Teenage Fanclub are back on the scene

Beyond the shadows of Glasgow
By JONATHAN DONALDSON  |  September 21, 2010

1009_tfanclub_home
FANCLUB OPTIONAL: “We only ever wanted to make a record,” says Norman Blake (right). “That was success for us.”

Teenage Fanclub singer/guitarist Norman Blake has finally left the unlikely European pop-music center of Glasgow that he helped build. It was a mere generation ago that Scottish singers like Donovan had to pack their guitar cases full of baubles and move to London in order to make it in the music business, but after eight proper albums with the Glasgow-based band (who come to Royale this Saturday), Blake has left the Highlands for reasons that run a lot deeper than music.
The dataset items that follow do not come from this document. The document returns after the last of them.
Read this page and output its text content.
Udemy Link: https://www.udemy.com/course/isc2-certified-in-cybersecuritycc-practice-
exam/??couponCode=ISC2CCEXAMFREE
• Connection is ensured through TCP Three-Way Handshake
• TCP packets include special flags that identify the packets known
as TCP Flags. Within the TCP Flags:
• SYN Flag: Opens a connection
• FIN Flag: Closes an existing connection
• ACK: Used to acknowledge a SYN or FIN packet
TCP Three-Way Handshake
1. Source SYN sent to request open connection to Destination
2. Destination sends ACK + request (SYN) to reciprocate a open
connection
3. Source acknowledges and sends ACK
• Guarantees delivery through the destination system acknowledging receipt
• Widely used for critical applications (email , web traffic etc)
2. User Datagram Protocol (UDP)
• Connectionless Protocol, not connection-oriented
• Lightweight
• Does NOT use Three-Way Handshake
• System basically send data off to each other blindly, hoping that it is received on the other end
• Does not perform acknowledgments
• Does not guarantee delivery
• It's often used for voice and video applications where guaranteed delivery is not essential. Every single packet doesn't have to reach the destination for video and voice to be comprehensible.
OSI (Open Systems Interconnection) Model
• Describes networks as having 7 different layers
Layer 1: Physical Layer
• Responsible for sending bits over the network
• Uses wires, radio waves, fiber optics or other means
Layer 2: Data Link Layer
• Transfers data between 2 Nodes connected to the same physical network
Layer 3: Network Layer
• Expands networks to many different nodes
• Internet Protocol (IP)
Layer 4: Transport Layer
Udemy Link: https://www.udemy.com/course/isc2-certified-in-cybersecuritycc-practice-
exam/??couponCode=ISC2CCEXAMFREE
Like a domestic life. Last year, he relocated to Kitchener, Ontario, with his Canadian wife and family, and now his worries run to things like bees coming out of the bottom of his house.

"It's a bit disconcerting," he says, in a Scottish brogue so thick, you could shave with it. The accent isn't what hits you in the simple sincerity of Teenage Fanclub's music — but you might hear the sounds of summer turning into autumn, the voices of close friends, and maybe even the buzzing of Mother Nature cooking up something a little special.

Now in his mid 40s, Blake is half fanatic and half doctor of philosophy when it comes to the Glaswegian scene where he started the band with Gerard Love (bass/vocals) and Raymond McGinley (guitar/vocals) more than 20 years ago. "Here is me as a teenager listening to the Buzzcocks and all this punk rock, and loving it actually, but not being allowed to listen to any other records because of peer pressure. Then along come Orange Juice [in 1980], and for a start, they base themselves in Glasgow, and they say, 'Well, we don't have to move to London to have a label, we can make records here in Glasgow.' The other thing that they did is that they said, 'We love punk rock and we love the DIY æsthetic, but we also love Chic and Al Green and Sly & the Family Stone and the Buffalo Springfield.' For me, I never really had the opportunity to listen to any of that music, so it was liberating in that way."

Soon after their 1989 debut single, "Everything Flows" (now the opening track on the forthcoming Matador 25th-anniversary box set), the "Fannies" began establishing the special brand of pen-and-paper songwriting that would hit its commercial peak with 1991's Don Fleming–produced Bandwagonesque. Blake remembers exactly how Teenage Fanclub found their voice at a time when classic pop-chord progressions and harmonies were uncool. "Don said to us, 'Look, you guys are good at doing harmonies, and not many people are even doing that nowadays. Everyone is making noise records at the moment.' So basically we took his advice! Don gave us the confidence to focus more on the melody and not so much on the sonic whatever."